The government’s approach highlights the deep ethnic polarisation that remains in this island nation despite the end of the quarter-century civil war.

President Mahinda Rajapaksa presided over a Victory Day ceremony in the southern coastal town of Matara where military personnel paraded in the streets with tanks and artillery guns, while fighter jets flew overhead.

In the country’s ethnic Tamil-majority north and east, however, military troops surrounded political party and newspaper offices in an apparent attempt to prevent public memorials for those who died in the war.

Sri Lanka’s military defeated Tamil Tiger rebels in May 2009, ending the long civil war. Heavy civilian casualties and allegations of serious human rights violations, especially in the final months of the fighting, prompted the United Nations Human Rights Council this year to sanction an international inquiry into the conduct of both sides.

According to initial U.N. estimates, between 80,000 and 100,000 people were killed in the conflict. However, a later U.N. report suggested that as many as 40,000 ethnic Tamil civilians may have been killed in the last months of the fighting alone.
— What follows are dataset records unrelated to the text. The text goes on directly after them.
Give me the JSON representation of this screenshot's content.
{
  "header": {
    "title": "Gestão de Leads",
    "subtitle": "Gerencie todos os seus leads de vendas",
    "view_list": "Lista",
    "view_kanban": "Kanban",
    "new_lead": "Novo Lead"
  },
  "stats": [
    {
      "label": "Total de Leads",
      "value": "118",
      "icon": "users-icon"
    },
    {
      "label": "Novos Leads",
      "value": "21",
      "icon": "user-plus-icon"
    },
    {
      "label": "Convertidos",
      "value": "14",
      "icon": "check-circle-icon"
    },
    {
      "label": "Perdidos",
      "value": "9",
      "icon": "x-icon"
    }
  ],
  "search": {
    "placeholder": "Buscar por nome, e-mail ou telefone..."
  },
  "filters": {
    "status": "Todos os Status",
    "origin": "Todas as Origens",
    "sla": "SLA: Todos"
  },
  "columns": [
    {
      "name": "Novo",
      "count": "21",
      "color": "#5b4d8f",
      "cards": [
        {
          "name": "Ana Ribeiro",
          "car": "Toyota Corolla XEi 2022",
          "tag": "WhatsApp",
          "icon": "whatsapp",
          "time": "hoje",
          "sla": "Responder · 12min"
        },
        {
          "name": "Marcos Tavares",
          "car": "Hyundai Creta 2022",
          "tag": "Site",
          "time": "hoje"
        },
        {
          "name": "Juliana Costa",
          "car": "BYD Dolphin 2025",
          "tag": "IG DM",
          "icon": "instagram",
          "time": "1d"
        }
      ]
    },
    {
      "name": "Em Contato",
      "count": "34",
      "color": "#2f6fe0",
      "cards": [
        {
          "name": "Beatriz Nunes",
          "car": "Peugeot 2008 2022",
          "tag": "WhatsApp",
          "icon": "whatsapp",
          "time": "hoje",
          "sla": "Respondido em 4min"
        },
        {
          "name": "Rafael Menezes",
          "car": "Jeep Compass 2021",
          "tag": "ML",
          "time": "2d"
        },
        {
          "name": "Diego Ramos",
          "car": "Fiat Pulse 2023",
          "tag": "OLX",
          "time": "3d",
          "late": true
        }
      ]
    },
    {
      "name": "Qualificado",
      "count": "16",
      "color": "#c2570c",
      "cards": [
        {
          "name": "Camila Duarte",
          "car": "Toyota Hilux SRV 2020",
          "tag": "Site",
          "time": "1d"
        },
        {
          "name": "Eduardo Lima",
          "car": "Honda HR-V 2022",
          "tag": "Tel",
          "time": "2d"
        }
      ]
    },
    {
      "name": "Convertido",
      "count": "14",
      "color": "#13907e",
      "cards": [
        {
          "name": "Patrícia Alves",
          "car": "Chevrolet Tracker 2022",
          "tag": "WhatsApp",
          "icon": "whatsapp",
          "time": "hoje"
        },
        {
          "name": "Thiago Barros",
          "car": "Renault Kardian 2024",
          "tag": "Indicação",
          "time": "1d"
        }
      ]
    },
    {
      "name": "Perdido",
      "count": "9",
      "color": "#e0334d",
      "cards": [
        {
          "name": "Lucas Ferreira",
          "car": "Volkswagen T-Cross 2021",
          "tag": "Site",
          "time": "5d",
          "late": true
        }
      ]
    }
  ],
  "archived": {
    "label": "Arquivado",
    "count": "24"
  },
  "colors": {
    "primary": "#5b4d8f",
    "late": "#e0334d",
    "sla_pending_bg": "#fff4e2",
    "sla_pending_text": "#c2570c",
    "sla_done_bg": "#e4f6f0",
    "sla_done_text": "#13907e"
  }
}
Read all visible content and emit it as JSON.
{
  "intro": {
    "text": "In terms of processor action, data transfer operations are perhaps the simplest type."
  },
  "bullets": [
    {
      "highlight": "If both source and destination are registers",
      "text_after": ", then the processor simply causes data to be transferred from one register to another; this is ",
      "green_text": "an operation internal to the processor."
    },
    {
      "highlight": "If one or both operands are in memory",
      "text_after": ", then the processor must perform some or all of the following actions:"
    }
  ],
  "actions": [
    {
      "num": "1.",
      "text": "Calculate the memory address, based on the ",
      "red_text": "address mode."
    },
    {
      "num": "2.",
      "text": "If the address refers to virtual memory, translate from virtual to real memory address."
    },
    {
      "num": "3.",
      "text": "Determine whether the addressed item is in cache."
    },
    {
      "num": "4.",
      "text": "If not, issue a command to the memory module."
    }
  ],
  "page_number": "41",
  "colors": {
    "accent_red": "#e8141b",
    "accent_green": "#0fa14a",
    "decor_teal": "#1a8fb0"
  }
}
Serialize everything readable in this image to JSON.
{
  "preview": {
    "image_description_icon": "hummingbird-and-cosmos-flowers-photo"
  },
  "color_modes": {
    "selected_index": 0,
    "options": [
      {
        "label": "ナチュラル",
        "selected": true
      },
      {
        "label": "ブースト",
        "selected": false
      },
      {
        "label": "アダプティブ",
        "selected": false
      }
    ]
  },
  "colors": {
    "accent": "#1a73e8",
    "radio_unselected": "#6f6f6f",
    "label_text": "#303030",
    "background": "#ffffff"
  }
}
Peace groups and the government’s own war commission had warned against holding major victory celebrations, saying they could further alienate Tamil communities. They instead advised the government to have a solemn memorial for all victims of the war.

“Our country is once again leaving space to the people in the north to develop their own structures to deal with their sorrows and issues, which will contribute to a separate state of mind,” the National Peace Council, a local activist group, said in a statement. “There is no peace when there is victory and defeat side by side on the same issue.”

“No wise country celebrates war victory after a civil war,” it said.

In a speech on Sunday, Mr. Rajapaksa defended the celebration. “To celebrate this great victory is a duty of a grateful nation,” he said. “Hence, irrespective of objections from anyone, irrespective of who participates or not, we should celebrate this great victory forever.”